My father served in that war. A small town office worker, he was placed in the headquarters section of the 82nd Division (much later to be airborne) and, after being assigned to the frontline trenches, worked his way up to regimental sergeant major. In later years, he relished the fellowship of fellow soldiers and used to attend the reunions they scheduled. But, he never ever told us of his experiences, nor spoke of the stresses he must have suffered. After he died, we found in his safe deposit box commendation papers for his bravery under fire.
My brother used Pop’s papers to retrace his movements in France and even found an aristocratic chateau where his platoon had been billeted. The owners very hospitably invited Dave to lunch and never mentioned the damage the Americans might have inflicted on the furniture.
Probably that was because the French were sincerely grateful for the timely aid the Americans rendered just as the Germans seemed on the verge of prevailing. By 1918, the French had had enough of fighting and were ready to quit. My wife and I have traveled a fair ways in the back country of France and I’ve never failed to be impressed by the World War I monuments in each and every village. No matter how small, each town has one and they all list in neat, stone-cut lettering the names of those who gave their lives. Inevitably, some names will show that brothers or cousins were often among the fallen.

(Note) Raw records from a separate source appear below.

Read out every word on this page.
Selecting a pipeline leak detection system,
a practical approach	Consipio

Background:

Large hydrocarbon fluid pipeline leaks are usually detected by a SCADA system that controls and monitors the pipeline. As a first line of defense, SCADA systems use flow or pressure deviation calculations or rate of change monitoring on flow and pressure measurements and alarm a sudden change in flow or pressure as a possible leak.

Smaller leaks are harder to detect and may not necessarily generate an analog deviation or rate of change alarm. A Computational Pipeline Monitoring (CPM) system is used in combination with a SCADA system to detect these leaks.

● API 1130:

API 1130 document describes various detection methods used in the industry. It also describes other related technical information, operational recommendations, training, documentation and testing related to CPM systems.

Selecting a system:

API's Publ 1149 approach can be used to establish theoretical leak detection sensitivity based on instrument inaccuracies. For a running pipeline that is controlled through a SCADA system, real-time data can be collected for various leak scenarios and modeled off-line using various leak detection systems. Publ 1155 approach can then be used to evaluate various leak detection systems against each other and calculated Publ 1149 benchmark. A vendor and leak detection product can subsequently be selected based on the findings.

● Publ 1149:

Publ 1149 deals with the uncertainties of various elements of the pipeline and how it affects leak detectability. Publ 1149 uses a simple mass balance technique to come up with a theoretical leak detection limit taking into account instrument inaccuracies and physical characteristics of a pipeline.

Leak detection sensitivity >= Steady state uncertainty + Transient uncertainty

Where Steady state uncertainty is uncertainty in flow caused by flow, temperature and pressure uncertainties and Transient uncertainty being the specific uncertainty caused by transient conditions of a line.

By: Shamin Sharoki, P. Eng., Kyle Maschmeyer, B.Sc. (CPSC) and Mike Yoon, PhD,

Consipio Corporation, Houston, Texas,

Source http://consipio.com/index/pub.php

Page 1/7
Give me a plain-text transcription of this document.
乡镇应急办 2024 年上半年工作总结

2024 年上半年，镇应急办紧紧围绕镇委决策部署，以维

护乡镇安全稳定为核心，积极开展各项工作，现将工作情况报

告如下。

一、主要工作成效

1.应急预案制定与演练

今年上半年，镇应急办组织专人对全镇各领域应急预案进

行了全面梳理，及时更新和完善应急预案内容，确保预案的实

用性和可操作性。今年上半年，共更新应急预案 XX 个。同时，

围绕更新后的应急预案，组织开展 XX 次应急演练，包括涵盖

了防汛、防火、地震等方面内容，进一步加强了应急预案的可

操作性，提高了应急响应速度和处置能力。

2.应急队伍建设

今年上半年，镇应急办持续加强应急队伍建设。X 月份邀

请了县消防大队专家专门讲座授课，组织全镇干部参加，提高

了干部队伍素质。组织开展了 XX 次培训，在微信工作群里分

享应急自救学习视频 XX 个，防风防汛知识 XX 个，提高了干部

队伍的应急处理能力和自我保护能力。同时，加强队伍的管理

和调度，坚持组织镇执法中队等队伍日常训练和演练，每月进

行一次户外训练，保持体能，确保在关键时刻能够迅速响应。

Our town, unlike Bridgton, didn’t have a monument to those killed in the World Wars or subsequent smaller ones (although a boulevard through an elegant 1920-era residential area is named Victory Drive). Nowhere are there names of victims, not even of the 19th century wars. What we had to remind us as I was growing up were men who sat on the park benches staring into space — seemingly mentally afflicted — shell shocked, we called them. Now, they have more scientific appellations, i.e., PTSD or such.
But back to peace making after the first war. Failure, it seems in hindsight, was guaranteed. In fact, the same senseless search for absolute security and the unwillingness to see the world through the eyes of presumed antagonists set up the greater conflict to come in the later 1930s.
The French wanted to keep Germany down; the British wanted to restore their position as a world power, the Russians want to create a new society under communist rule and Woodrow Wilson wanted his own rigid vision of how the new world would be shaped and governed. All failed.
Like most wars, the first world war was a narrative of an unnecessary conflict, stupidly started and stupidly conducted and ended with malice and little realistic thought about the future that was being laid down.
Henry Precht is a retired Foreign Service Officer.